Date:
Thu, 05/19/2022 - 5:30pm - 6:30pm
Location:
CCRMA Classroom [Knoll 217]
Abstract: Transformers have touched many fields of research and music/audio is no different. This talk will present 3 of my papers as case studies on how we can leverage the power of Transformers in representation learning, signal processing, and clustering. First, we discuss how we're able to beat the wildly popular WaveNet architecture, proposed by Google-DeepMind for raw audio synthesis. We also show how we overcame the quadratic constraint of the Transformers by conditioning on context. Secondly, a version of Audio Transformers for large-scale audio understanding, inspired by viT, operating on raw waveforms, is presented. It combines powerful ideas from traditional signal processing, specifically wavelets, on intermediate transformer embeddings to produce state-of-the-art results. Investigating the front-end to see why it does so well, we show that it learns an auditory filter-bank having a time-frequency representation optimized for the task. For the third part, the power of operating on latent-space encodings, and language modeling on continuous audio signals using discrete tokens will be discussed. This will describe how simple unsupervised tasks can give us strong competitive results compared with that of end-to-end supervision. We give an overview of some recent trends in the field, and papers by Google, OpenAI, etc., about current “fashion trends”. It will be fun too! Finally, as time permits, we will discuss our advances in packet-loss concealment for network music performance, and touch upon the power of approaches based purely on representation learning, without any modern neural nets, and building learning-systems of that nature.

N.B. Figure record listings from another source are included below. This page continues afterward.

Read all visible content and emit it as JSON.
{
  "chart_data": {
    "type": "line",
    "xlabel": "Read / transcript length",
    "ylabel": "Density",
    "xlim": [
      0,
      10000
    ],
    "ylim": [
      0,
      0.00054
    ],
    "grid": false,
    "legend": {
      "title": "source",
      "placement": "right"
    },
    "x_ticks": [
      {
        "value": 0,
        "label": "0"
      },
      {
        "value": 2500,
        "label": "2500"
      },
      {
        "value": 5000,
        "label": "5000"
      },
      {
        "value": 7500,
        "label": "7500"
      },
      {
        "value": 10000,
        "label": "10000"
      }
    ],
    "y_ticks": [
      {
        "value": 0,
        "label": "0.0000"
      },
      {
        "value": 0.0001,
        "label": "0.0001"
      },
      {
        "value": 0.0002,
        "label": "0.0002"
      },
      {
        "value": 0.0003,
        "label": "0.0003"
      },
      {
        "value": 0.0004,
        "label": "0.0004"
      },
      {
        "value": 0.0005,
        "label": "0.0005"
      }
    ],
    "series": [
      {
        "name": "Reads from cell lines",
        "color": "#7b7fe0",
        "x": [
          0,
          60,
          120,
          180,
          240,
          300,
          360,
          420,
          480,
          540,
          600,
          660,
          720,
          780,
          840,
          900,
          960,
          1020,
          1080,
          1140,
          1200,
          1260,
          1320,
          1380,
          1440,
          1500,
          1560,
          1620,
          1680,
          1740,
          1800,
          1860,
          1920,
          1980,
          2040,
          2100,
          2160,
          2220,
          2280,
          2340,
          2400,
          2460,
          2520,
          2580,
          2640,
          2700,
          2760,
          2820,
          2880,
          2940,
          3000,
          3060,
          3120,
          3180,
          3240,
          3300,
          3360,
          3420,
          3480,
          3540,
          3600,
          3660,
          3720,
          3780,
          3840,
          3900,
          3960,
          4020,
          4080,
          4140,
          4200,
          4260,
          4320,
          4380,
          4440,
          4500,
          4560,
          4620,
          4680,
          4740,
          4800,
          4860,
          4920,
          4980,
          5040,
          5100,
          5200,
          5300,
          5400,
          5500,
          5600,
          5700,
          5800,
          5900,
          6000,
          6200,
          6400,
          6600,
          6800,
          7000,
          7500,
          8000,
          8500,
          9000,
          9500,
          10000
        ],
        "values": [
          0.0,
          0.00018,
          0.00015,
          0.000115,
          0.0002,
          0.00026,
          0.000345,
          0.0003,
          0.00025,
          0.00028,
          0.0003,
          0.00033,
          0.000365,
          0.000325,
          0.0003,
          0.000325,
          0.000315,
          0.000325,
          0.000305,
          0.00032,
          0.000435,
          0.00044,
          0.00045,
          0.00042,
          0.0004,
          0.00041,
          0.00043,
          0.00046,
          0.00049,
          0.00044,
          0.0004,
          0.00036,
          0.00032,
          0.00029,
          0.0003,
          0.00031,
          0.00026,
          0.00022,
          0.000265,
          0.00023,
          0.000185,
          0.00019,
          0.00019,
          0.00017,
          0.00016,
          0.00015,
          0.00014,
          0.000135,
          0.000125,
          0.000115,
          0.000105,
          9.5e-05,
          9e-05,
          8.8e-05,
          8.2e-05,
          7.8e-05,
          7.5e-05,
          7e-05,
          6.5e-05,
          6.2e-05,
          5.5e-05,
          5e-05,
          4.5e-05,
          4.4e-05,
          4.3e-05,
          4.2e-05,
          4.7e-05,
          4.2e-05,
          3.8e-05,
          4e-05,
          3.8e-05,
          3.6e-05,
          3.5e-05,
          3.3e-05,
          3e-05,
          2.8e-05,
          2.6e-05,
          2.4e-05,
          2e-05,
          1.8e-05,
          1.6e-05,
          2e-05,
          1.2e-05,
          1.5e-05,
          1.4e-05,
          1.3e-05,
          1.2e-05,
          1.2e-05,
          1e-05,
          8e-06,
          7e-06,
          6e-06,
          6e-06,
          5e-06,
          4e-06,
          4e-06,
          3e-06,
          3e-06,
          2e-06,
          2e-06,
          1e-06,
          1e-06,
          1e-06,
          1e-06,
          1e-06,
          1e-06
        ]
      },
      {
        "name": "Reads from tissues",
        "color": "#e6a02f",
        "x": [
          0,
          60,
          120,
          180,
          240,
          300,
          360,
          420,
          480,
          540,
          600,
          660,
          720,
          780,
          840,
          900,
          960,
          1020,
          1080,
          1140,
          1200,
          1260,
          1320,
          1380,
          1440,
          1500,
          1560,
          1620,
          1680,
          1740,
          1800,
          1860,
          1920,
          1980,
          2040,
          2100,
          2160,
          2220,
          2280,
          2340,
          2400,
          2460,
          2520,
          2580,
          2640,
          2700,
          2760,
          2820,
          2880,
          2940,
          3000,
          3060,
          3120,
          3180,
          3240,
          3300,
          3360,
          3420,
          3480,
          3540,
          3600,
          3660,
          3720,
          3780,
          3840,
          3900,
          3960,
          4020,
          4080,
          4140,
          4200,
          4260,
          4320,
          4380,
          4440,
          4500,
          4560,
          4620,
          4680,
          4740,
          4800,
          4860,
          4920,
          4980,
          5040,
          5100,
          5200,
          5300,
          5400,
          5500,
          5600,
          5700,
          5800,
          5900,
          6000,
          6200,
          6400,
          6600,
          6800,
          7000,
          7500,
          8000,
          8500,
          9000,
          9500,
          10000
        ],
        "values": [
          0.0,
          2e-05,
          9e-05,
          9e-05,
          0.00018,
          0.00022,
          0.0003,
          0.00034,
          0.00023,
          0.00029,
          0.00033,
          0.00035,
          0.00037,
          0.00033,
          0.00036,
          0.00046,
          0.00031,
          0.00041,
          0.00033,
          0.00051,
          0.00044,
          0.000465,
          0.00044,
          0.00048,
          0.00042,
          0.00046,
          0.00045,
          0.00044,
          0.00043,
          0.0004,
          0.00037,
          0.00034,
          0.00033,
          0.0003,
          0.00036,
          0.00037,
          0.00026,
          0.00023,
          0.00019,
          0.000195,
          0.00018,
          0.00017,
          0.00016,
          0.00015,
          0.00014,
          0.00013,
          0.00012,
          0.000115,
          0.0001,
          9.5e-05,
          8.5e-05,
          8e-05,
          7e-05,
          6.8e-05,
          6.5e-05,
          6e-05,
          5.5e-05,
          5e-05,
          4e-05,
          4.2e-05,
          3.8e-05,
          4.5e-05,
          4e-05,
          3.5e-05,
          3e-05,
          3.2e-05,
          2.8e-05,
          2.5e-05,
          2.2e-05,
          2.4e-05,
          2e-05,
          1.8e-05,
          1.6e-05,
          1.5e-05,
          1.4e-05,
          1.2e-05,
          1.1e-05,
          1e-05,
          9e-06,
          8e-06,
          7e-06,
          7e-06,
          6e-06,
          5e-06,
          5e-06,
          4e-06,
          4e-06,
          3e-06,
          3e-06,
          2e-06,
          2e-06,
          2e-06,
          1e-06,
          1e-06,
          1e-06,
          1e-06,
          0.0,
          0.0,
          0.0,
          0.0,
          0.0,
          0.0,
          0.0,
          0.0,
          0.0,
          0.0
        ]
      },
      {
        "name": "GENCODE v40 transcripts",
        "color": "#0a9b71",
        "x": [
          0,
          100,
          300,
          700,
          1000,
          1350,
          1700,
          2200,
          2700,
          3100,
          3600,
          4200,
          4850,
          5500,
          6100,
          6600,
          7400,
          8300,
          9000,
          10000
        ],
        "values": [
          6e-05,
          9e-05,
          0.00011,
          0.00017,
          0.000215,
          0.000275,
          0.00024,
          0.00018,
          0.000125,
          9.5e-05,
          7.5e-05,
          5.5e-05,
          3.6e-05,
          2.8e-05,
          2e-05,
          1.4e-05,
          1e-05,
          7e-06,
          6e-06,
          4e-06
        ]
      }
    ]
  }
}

This talk was originally given for CS 25 in the Fall of 2021 at Stanford University.
This work was done in collaboration with Prof. Chris Chafe, Prof. Jonathan Berger, and Prof. Julius Smith, all at the Center for Computer Research in Music and Acoustics at Stanford University. Thanks to Stanford’s Institute for Human-Centered AI (HAI) for supporting this work with a generous Google cloud computing grant.
Bio: Prateek Verma is currently working on audio research at Stanford’s Center for Computer Research in Music and Acoustics (CCRMA) collaborating with Prof. Chris Chafe and Prof. Jonathan Berger. He got his masters degree from Stanford CCRMA, and before that, he was at IIT Bombay.